何だろう、と彼の掌を覗けば、そこにはよく子供が身につけているおもちゃの指輪。真ん中の球体はルビーを模しているのだろうか、赤いプラスチックが鈍い光を放っている。
「……?」
視線を指輪から北総線に移せば、彼は先ほどよりももっと真っ赤な顔をして、何かを言いたそうにしている。
ああ、と新京成線は悟った。
これは、北総線からのプロポーズのつもりなのだと。彼にはまだ本物を買う余裕などないから、せめて、左手の薬指を自分のものにしたい、そう思ったのだろう。新京成線はひょいと北総線から指輪を拾い、ちらっちらっと空にかざす。
「大人の女性にプレゼントするには少し幼い感じがするわね。プロポーズするのであれば、もう少し背伸びしてみることね」
ニコッと笑って、再び北総線の掌に指輪を戻した。少しいじわるだっただろうか。
でも、そうでもしないと。
すっと北総線に視線を戻すと、先ほどの顔をは打って変わって、何かを決心したかのような真剣な目つきだったものだから、心の底から驚いてしまった。先ほどの言葉は自分の予想以上に彼の自尊心を傷つけてしまったのだろうか。少し不安そうな顔をしていると、北総線が真一文字に閉じていた口を開いた。
「わかりました。

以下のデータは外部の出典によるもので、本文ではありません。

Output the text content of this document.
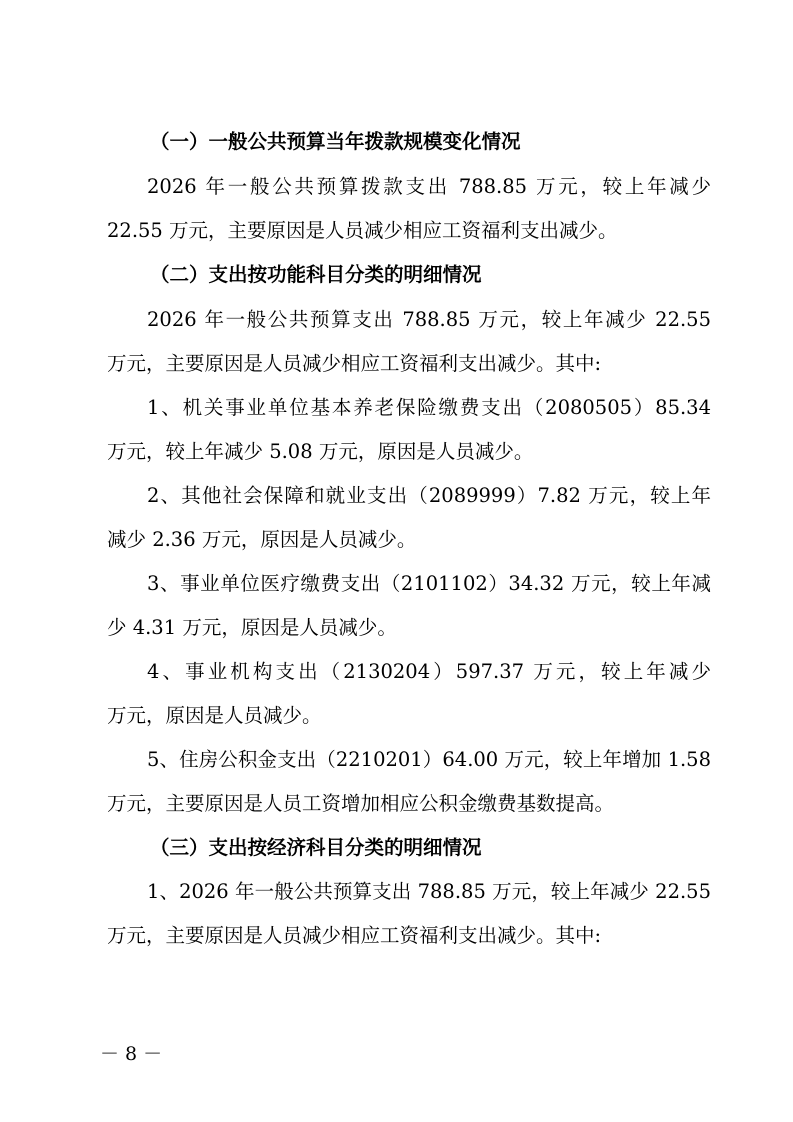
（一）一般公共预算当年拨款规模变化情况
2026 年一般公共预算拨款支出 788.85 万元，较上年减少
22.55 万元，主要原因是人员减少相应工资福利支出减少。
（二）支出按功能科目分类的明细情况
2026 年一般公共预算支出 788.85 万元，较上年减少 22.55
万元，主要原因是人员减少相应工资福利支出减少。其中:
1、机关事业单位基本养老保险缴费支出（2080505）85.34
万元，较上年减少 5.08 万元，原因是人员减少。
2、其他社会保障和就业支出（2089999）7.82 万元，较上年
减少 2.36 万元，原因是人员减少。
3、事业单位医疗缴费支出（2101102）34.32 万元，较上年减
少 4.31 万元，原因是人员减少。
4、事业机构支出（2130204）597.37 万元，较上年减少
万元，原因是人员减少。
5、住房公积金支出（2210201）64.00 万元，较上年增加 1.58
万元，主要原因是人员工资增加相应公积金缴费基数提高。
（三）支出按经济科目分类的明细情况
1、2026 年一般公共预算支出 788.85 万元，较上年减少 22.55
万元，主要原因是人员减少相应工资福利支出减少。其中:
－ 8 －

ボクが立派になるまで待っててください。立派になったら、もっとステキな指輪をプレゼントしますから」
そう言って、北総線は踵を返し、帰って行った。
「あ、うん…」としか言えず、新京成線は北総線の後ろ姿をぼーっと見つめていた。
しばらくして、新京成線はそっと自身の左手に視線を落とす。
このボロボロで飾りっ気のない手にキレイな指輪など似合うのだろうか。彼の気持ちを受け入れるつもりはないけれど、それでも彼がそれを目標に頑張ってくれるのなら、そのまま言わずにおいてもいいかもしれない。少し不純な動機でも、走り始めて間もない後輩が前を向いて走ってくれればそれでいい。


***今から30年くらい前、北総線が走り始めたころのお話。あれから30年経ったのにまだ立派な指輪を持ってプロポーズしに行けてない。かわいそうな北総線。